A tenous link to the posting below - the link being the mention of Oracle (Stellen) products....
Laurence, James and Jesse (the ECM blogging 'regulars' ?) have been having a conversation on Records Management.
Its ranged from one end of the spectrum to the other, so to speak. It has been commented that to do 'electronic records management' you dont actually need ERM software, you need policy and procedures (and a way to enforce them ?) and nothing more cutting edge than Windows file shares.
Then James takes us into the area of where ECM fits in a "Compliance Oriented Architecture" and suggests that retention and disposition services should be exactly that - 'services' in an SOA that can be called by any application.
Anyway, follow the links its a very interesting discussion.
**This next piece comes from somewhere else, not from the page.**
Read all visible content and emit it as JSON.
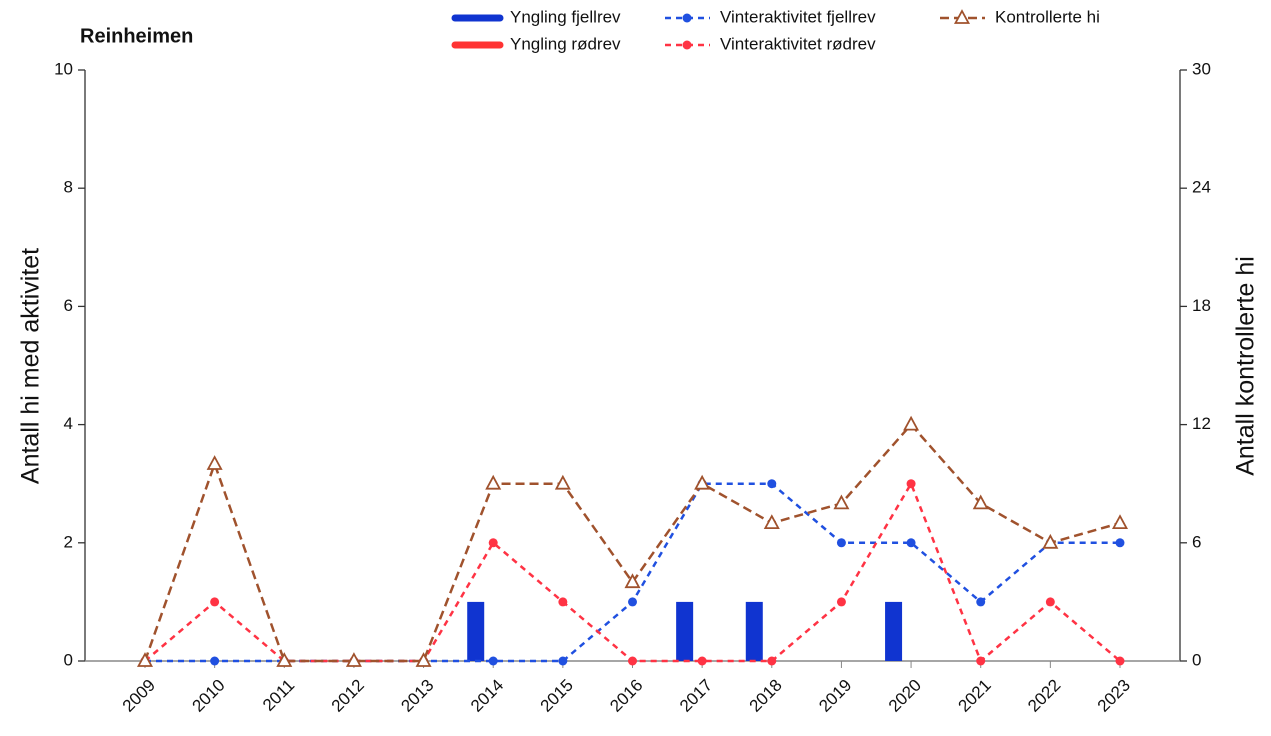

However I think it points to the future of ECM in totallity - componentized services which take their place in the wider SOA stack to enable an Enterprise Architecture. Oh yes and 'tenous link' is that fact that Laurences post mentions Oracles Universal Records Management.
Any way, moving on: as the industry has matured, the vendors realised the DM, ERM, DAM, WCM etc can all operate with a shared set of 'library services', check in /out , version control, metadata management etc
This led to the 'suite' approach from the big vendors, Documentum, OpenText, FileNet et al - then add on your workflow / BPM tools, throw in collaboration and you have the full on ECM suite that meets the ability to Create/Capture -> Manage -> Store -> Preserve -> Deliver as defined by AIIM. (add on Heirarchical Storage Management for 'Information Lifecycle Management' ? ! ). Hey it works for some people! Its certainly a good approach for my organisation, but then we are in a position to consolidate all (well most) of our content in a single enterprise repository.
As my intrepid fellow bloggers have noted, most organisations will never get to a single enterprise repository, and so federated records management is required. So to get where James and Laurence want ECM to be absolutely requires breaking down the monolithic suites into thier 'bits' and hey presto we are round full circle the previous conversation on standards, where vendors all play nice, and their products all interoperate via the said standards.
During our ECM procurement competition a few years ago, a small, niche vendor asked me why we did not appear interested in buying (a bunch of) 'best of breed' products and integrating them together ourselves. My answer was that it was too much hard work for us, that web services was not mature enough, that a big 'suite' was better for us. Even in a standards driven ECM 3.5 dreamland, not all customers will want to do the integration work, or pay for SI's / consultants to do it for them, and thus the vendors will always be able to make a buck from the suite, even whilst selling the seperate bits.